- Born: c.03.05.1976
- Occupation: journalist
- Organization: Zerkalo IRFS(human rights)
- Known for: reporting on SOCAR, 2012 assault

= Idrak Abbasov =

Azerbaijani journalist

Idrak Abbasov (born c. 1976) is an Azerbaijani journalist who works for the newspaper Zerkalo, one of Azerbaijan's few newspapers not controlled by the government of President Ilham Aliyev. The Guardian described him as one of the nation's "leading journalists". He lives in Sulutəpə, a settlement in Baku, the nation's capital. Known for his reporting on forced evictions in Baku, Abbasov was badly beaten in 2012, allegedly by SOCAR security personnel.

== Biography ==
Idrak Abbasov was born in a small village in the Talysh region.

=== SOCAR reporting ===
In 2011, Abbasov began reporting on protests against SOCAR, the state oil company, by Sulutəpə citizens whose homes were being demolished by the company. After he began his reporting, security personnel for the company sent a digger to destroy his father's home, damaging the roof and walls. In recognition of his work, Index on Censorship awarded him the Guardian journalism award in March 2012 for "investigative journalism of dogged determination across a range of media, including print, online, radio and television". In his acceptance speech, Abbasov acknowledged other Azerbaijani journalists at risk, saying: "This is the price that my colleagues in Azerbaijan are paying for the right of the Azerbaijani people to know the truth about what is happening in their country. For the sake of this right we accept that our lives are in danger, as are the lives of our families. But the goal is worth it, since the right to truth is worth more than a life without truth."

=== Attack ===
Idrak Abbasov has sustained numerous injuries while performing professional activity. The most serious of them were suffered in 2001, 2005, 2009 and 2012.

On 12 May 2001, Abbasov was hit by a police baton on his head while the police were dispersing an opposition rally in the center of Baku. (Craniocerebral injury, concussion of the brain)

On 9 October 2005, during dispersal of an opposition rally in the center of Baku, a plainclothes policeman hit Abbasov with a brass knuckle on his right temple and left side of the jaw (Craniocerebral injury, concussion of the brain, several teeth broken.)

On 20 March 2009, employees of the Ministry of National Security of Nakhchivan Republic arrested Abbasov by pulling a sack over his head, and for three hours the minister himself questioned him under physical and psychological pressure. (As a result, he suffered neuro-angina)

On 18 April 2012, while preparing a report about forceful demolition of houses by SOCAR in Sulutapa settlement of Baku, Abbasov was brutally beaten by a group of security guards of SOCAR. (fracture in the right eye socket, two ribs broken, craniocerebral injury, concussion of the brain, injuries to the left kidney and other organs).

On 18 April 2012, Abbasov was attacked, allegedly by company security officials and police, while filming a protest. His attackers beat and kicked him until he was unconscious. Abbasov was hospitalized with two broken ribs, a concussion, severe damage to one eye, and damage to his internal organs. Speaking later to BBC News, he alleged that the guards had intended to kill him, and had only ceased the assault when Abbasov's brothers came to defend him; Idrak Abbasov's brother Adalet Abbasov was also hospitalized after intervening in the beating. Another journalist reported being restrained and forced to watch the attack, which she said was 5 to 7 minutes in length. An aide to president Aliyev denied the journalists' allegations, saying that Abbasov had in fact been assaulted by "foreign special services", commonly understood to refer to agents of Azerbaijan's regional enemy Armenia. When interviewed by Index on Censorship on 11 May, Abbasov was still recovering from his injuries, but attempting to work from home, saying, "I’m a journalist. And I have three children to support."

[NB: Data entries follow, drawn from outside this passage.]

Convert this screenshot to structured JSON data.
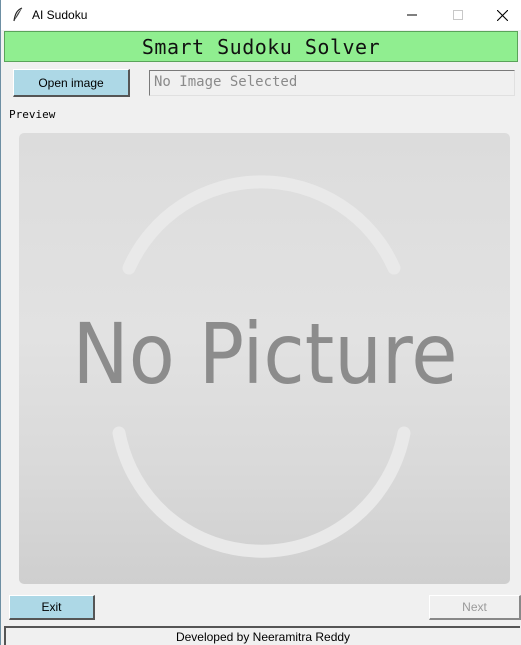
{
  "window": {
    "title": "AI Sudoku",
    "icon": "feather-icon"
  },
  "header": {
    "title": "Smart Sudoku Solver",
    "background": "#90ee90"
  },
  "toolbar": {
    "open_label": "Open image",
    "file_path_value": "No Image Selected"
  },
  "preview": {
    "label": "Preview",
    "placeholder_text": "No Picture"
  },
  "footer_buttons": {
    "exit_label": "Exit",
    "next_label": "Next"
  },
  "footer": {
    "credit": "Developed by Neeramitra Reddy"
  },
  "colors": {
    "button_accent": "#add8e6",
    "banner": "#90ee90"
  }
}
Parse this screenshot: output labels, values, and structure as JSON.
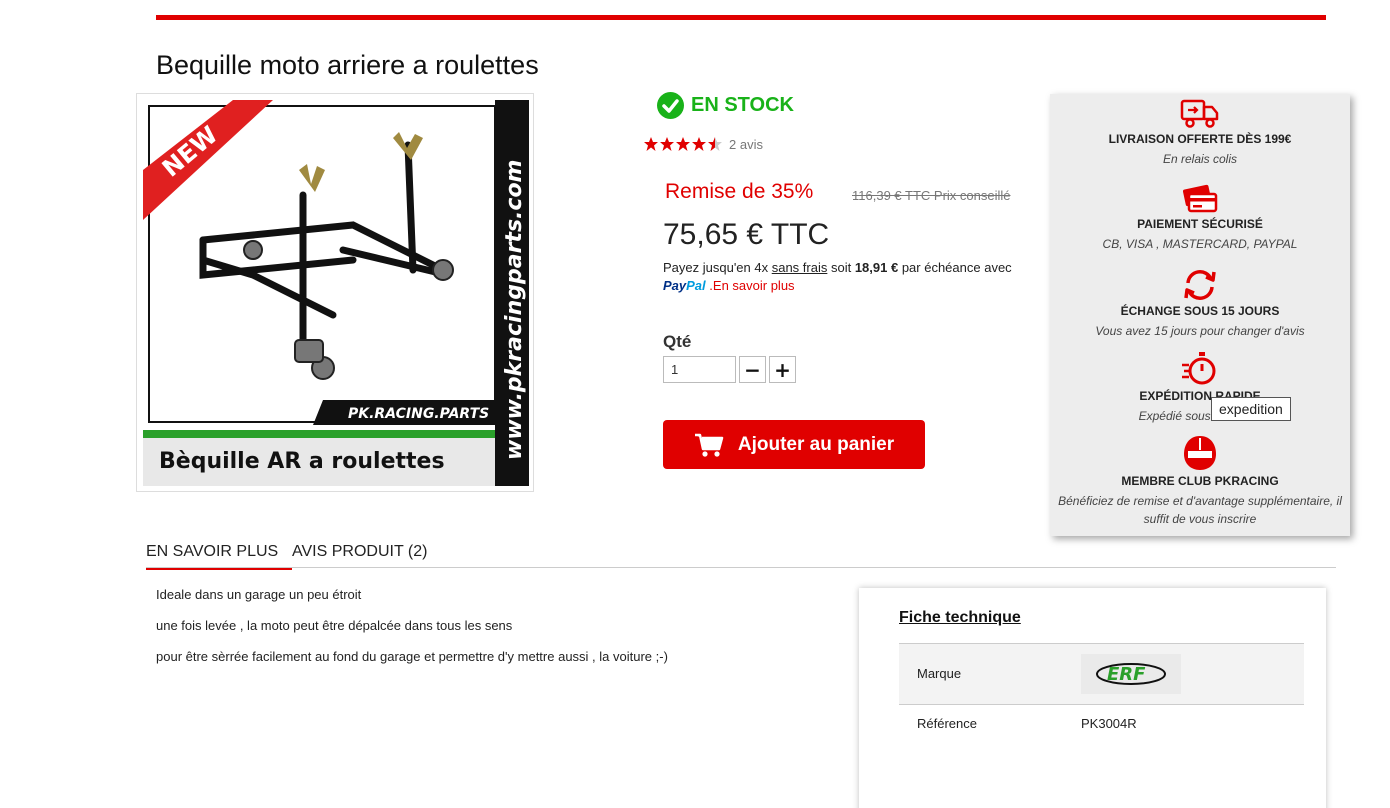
{
  "product": {
    "title": "Bequille moto arriere a roulettes",
    "image_text": {
      "badge": "NEW",
      "vertical_url": "www.pkracingparts.com",
      "brand_logo": "PK.RACING.PARTS",
      "caption": "Bèquille AR a roulettes"
    },
    "stock_label": "EN STOCK",
    "rating_stars": 4.5,
    "reviews_label": "2 avis",
    "discount_label": "Remise de 35%",
    "old_price_label": "116,39 € TTC Prix conseillé",
    "price_label": "75,65 € TTC",
    "paypal": {
      "text_1": "Payez jusqu'en 4x ",
      "link_sans_frais": "sans frais",
      "text_2": " soit ",
      "installment": "18,91 €",
      "text_3": " par échéance avec",
      "logo_pay": "Pay",
      "logo_pal": "Pal",
      "more_link": ".En savoir plus"
    },
    "qty_label": "Qté",
    "qty_value": "1",
    "add_to_cart_label": "Ajouter au panier"
  },
  "reassurance": [
    {
      "icon": "delivery-truck-icon",
      "title": "LIVRAISON OFFERTE DÈS 199€",
      "sub": "En relais colis"
    },
    {
      "icon": "credit-card-icon",
      "title": "PAIEMENT SÉCURISÉ",
      "sub": "CB, VISA , MASTERCARD, PAYPAL"
    },
    {
      "icon": "exchange-arrows-icon",
      "title": "ÉCHANGE SOUS 15 JOURS",
      "sub": "Vous avez 15 jours pour changer d'avis"
    },
    {
      "icon": "fast-timer-icon",
      "title": "EXPÉDITION RAPIDE",
      "sub": "Expédié sous 24H/48H"
    },
    {
      "icon": "helmet-icon",
      "title": "MEMBRE CLUB PKRACING",
      "sub": "Bénéficiez de remise et d'avantage supplémentaire, il suffit de vous inscrire"
    }
  ],
  "tooltip": "expedition",
  "tabs": [
    {
      "label": "EN SAVOIR PLUS"
    },
    {
      "label": "AVIS PRODUIT (2)"
    }
  ],
  "description": [
    "Ideale dans un garage un peu étroit",
    " une fois levée , la moto peut être dépalcée dans tous les sens",
    " pour être sèrrée facilement au fond du garage et permettre d'y mettre aussi , la voiture ;-)"
  ],
  "datasheet": {
    "title": "Fiche technique",
    "rows": [
      {
        "key": "Marque",
        "value": "",
        "logo_text": "ERF"
      },
      {
        "key": "Référence",
        "value": "PK3004R"
      }
    ]
  },
  "colors": {
    "accent": "#e00000",
    "stock": "#19b219",
    "panel": "#ededed"
  }
}
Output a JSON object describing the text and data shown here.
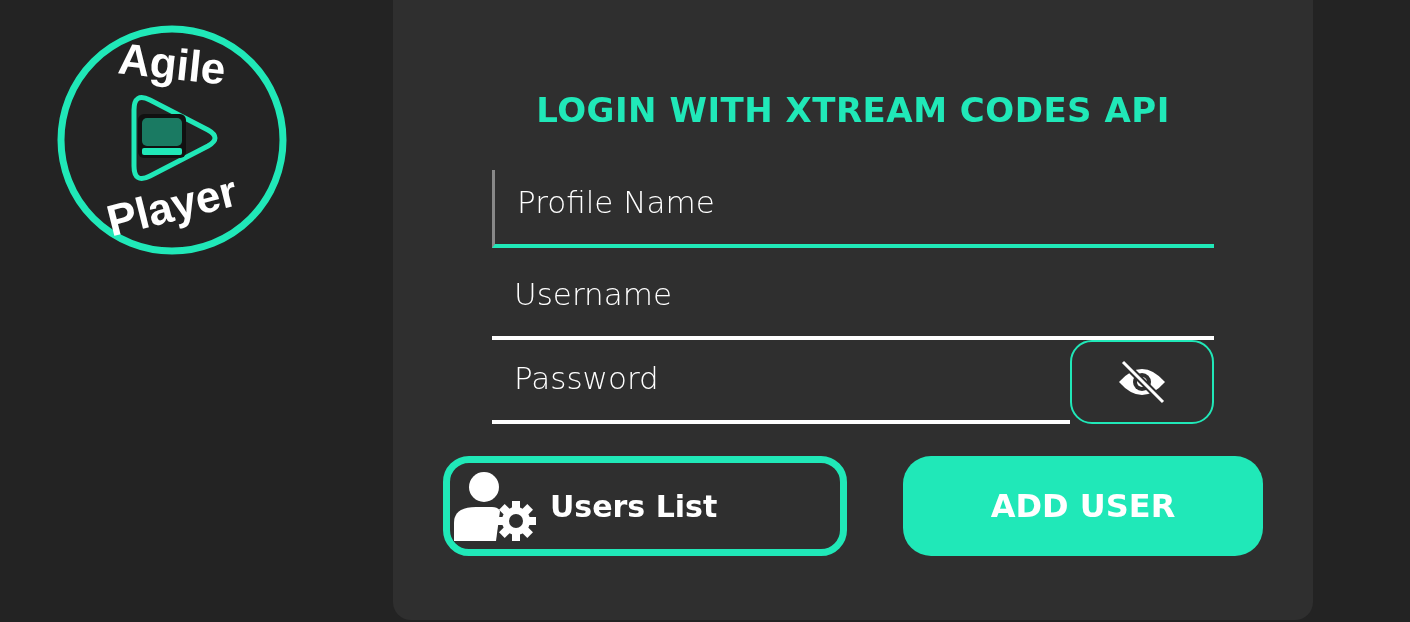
{
  "logo": {
    "top": "Agile",
    "bottom": "Player"
  },
  "title": "LOGIN WITH XTREAM CODES API",
  "fields": [
    {
      "kind": "text",
      "placeholder": "Profile Name",
      "focused": true
    },
    {
      "kind": "text",
      "placeholder": "Username",
      "focused": false
    },
    {
      "kind": "password",
      "placeholder": "Password",
      "focused": false
    }
  ],
  "users_list_button": "Users List",
  "add_user_button": "ADD USER"
}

The attack drew international attention. On 24 May, the European Parliament passed a resolution in support of Abbasov and another journalist, Khadija Ismaylova, who reportedly was being threatened for her reporting. The resolution called on the Azerbaijani government for an "immediate stop to all actions aimed at suppressing the freedom of expression and assembly". Human Rights Watch named the case as part of "Azerbaijan’s appalling record on freedom of expression", and called for "a prompt and effective investigation into the vicious attack". Amnesty International condemned that "journalists in the process of exposing human rights abuses are themselves coming under attack by state officials bent on preventing them from reporting the truth", and called for the case to be "thoroughly and impartially investigated".

The Guardian, The Daily Telegraph, The Independent, The Wall Street Journal, CBC News, and BBC News connected the case with the upcoming Eurovision Song Contest, stating that the spotlight it had brought to Azerbaijan, the contest's host, had done little to help the nation's activists. Abbasov himself commented, "I can't imagine what they will do to us after Eurovision. There are not so many of us."